Capital Metro’s “Project Connect” plan would raise $7.5 billion from local property taxes to build two new light rail lines, a new commuter rail line, a downtown transit tunnel, and a bus rapid transit network, and new e-bikes and stations for the local bikesharing system.
The package also budgets roughly $300 million to programs designed to keep transit-oriented development and real estate investments from displacing lower-income Austinites from their homes as property values rise.
In nearby San Antonio, voters approved a more modest transit funding package that will allocate a portion of local sales taxes to fund improvements to the city’s VIA bus network.
Portland, OR votes down transit and roadway funding package
Meanwhile, voters in the Portland, Oregon metropolitan region turned down a $5 billion package that would have funded a broad range of roadway and transit projects – the biggest of which would have been a new light rail line from downtown to the city’s southwestern suburbs. It would have also funded bus rapid transit investments on four major corridors.
The projects would have been funded through a new payroll tax, which turned some of the region’s biggest business groups and employers, including Nike and Intel, against it. Only 43 percent of Multnomah County voters voted for the measure.
Seattle renews funding for frequent bus service
In Seattle, voters renewed the “Seattle Transportation Benefit District,” which was originally passed in 2014 and funds a large portion of the region’s bus network. The district is a key component in Seattle’s successful efforts to shift more regional trips onto transit with frequent, all-day bus service that’s within easy walking distance for most Seattle households.

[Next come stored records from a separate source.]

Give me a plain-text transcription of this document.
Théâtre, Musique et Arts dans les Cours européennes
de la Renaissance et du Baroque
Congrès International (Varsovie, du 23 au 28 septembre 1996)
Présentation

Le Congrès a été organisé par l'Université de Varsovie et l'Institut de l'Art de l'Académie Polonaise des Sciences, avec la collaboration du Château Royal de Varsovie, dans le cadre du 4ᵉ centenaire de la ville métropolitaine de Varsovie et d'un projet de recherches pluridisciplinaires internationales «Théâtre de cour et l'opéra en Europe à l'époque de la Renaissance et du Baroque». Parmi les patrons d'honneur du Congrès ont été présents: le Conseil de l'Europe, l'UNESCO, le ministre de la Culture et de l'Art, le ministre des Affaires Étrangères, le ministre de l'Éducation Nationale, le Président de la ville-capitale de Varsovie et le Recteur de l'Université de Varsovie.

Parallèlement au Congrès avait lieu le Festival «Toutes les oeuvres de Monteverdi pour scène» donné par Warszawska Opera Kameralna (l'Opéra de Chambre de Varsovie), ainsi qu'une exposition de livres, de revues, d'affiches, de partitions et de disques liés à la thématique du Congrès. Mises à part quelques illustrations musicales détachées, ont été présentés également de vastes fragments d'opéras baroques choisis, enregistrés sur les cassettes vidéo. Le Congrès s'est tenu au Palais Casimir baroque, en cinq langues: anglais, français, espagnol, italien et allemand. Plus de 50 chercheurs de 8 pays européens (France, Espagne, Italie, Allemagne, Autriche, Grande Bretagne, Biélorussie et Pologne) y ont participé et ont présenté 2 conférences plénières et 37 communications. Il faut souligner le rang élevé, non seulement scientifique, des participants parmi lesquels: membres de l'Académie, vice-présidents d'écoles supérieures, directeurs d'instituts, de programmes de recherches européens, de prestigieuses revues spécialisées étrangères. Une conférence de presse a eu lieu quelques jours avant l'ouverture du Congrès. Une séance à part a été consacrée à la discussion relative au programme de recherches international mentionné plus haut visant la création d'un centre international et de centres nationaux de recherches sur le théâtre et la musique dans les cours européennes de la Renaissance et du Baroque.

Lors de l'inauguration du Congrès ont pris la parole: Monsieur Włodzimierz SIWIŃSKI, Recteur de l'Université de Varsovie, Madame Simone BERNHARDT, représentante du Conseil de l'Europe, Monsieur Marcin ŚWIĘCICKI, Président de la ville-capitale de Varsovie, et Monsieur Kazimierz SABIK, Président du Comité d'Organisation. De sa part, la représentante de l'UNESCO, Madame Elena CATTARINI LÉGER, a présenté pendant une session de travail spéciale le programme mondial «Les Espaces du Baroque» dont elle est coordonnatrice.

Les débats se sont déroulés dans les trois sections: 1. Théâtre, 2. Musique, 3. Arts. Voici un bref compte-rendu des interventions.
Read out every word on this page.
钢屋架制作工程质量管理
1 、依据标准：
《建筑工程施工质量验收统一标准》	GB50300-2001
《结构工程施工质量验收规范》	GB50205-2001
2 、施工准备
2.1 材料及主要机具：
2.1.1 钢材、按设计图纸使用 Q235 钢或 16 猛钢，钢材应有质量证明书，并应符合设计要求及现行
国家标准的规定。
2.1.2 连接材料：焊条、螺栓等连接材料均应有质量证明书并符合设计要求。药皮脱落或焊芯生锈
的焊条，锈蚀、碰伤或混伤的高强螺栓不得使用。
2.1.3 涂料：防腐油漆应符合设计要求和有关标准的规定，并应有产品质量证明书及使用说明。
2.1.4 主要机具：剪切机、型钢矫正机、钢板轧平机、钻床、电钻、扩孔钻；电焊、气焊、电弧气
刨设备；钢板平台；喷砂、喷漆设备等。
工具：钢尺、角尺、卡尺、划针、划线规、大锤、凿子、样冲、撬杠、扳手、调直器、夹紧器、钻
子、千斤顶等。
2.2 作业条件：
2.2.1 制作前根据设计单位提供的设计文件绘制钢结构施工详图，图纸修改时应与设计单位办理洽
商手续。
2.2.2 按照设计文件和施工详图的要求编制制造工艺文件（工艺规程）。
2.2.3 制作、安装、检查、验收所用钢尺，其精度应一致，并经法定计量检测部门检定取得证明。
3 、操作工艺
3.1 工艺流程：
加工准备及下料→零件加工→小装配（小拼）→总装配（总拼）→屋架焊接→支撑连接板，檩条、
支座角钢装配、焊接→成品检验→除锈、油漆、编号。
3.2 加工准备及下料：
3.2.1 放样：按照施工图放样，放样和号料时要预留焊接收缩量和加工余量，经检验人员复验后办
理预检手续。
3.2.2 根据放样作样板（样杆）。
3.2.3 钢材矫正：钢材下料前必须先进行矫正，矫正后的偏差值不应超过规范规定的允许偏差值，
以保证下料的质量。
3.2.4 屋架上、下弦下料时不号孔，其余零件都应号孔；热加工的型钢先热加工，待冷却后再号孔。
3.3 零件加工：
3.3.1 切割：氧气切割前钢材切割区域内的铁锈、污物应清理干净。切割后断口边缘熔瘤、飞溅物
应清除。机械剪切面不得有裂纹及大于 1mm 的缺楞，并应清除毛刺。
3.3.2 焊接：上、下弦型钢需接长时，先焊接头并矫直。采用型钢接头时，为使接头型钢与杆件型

Bay Area voters save Caltrain
Voters in California endorsed Measure RR, which creates a new 1/8 cent sales tax to help fund Caltrain service. Like many transit services, Caltrain has struggled this year with the sudden loss of fare revenue, and was facing the possibility of shutting down altogether even as construction crews worked on a project to electrify the route.
The sales tax is expected to keep trains running, and keep the electrification project on schedule.
“Post-pandemic, (the vote) will enable Caltrain to run a more frequent, Metro-style service level, running all day and night,” says StreetsblogSF editor Roger Rudick.
Too close to call Gwinnett County’s transit plan
Gwinnett County, a diverse suburban region northeast of Atlanta (and just out of reach of MARTA’s existing Gold Line), is still counting ballots on its “Gwinnett Connect” transit plan, which would have levied a new 1% sales tax to fund a $12 billion transit expansion, including a short extension of MARTA’s Gold Line into the county, and new bus rapid transit services to connect to it.
A previous version of this story reported that the referendum had been rejected; however, in recent days, as more mailed-in ballots have been counted, the measure’s chances have improved.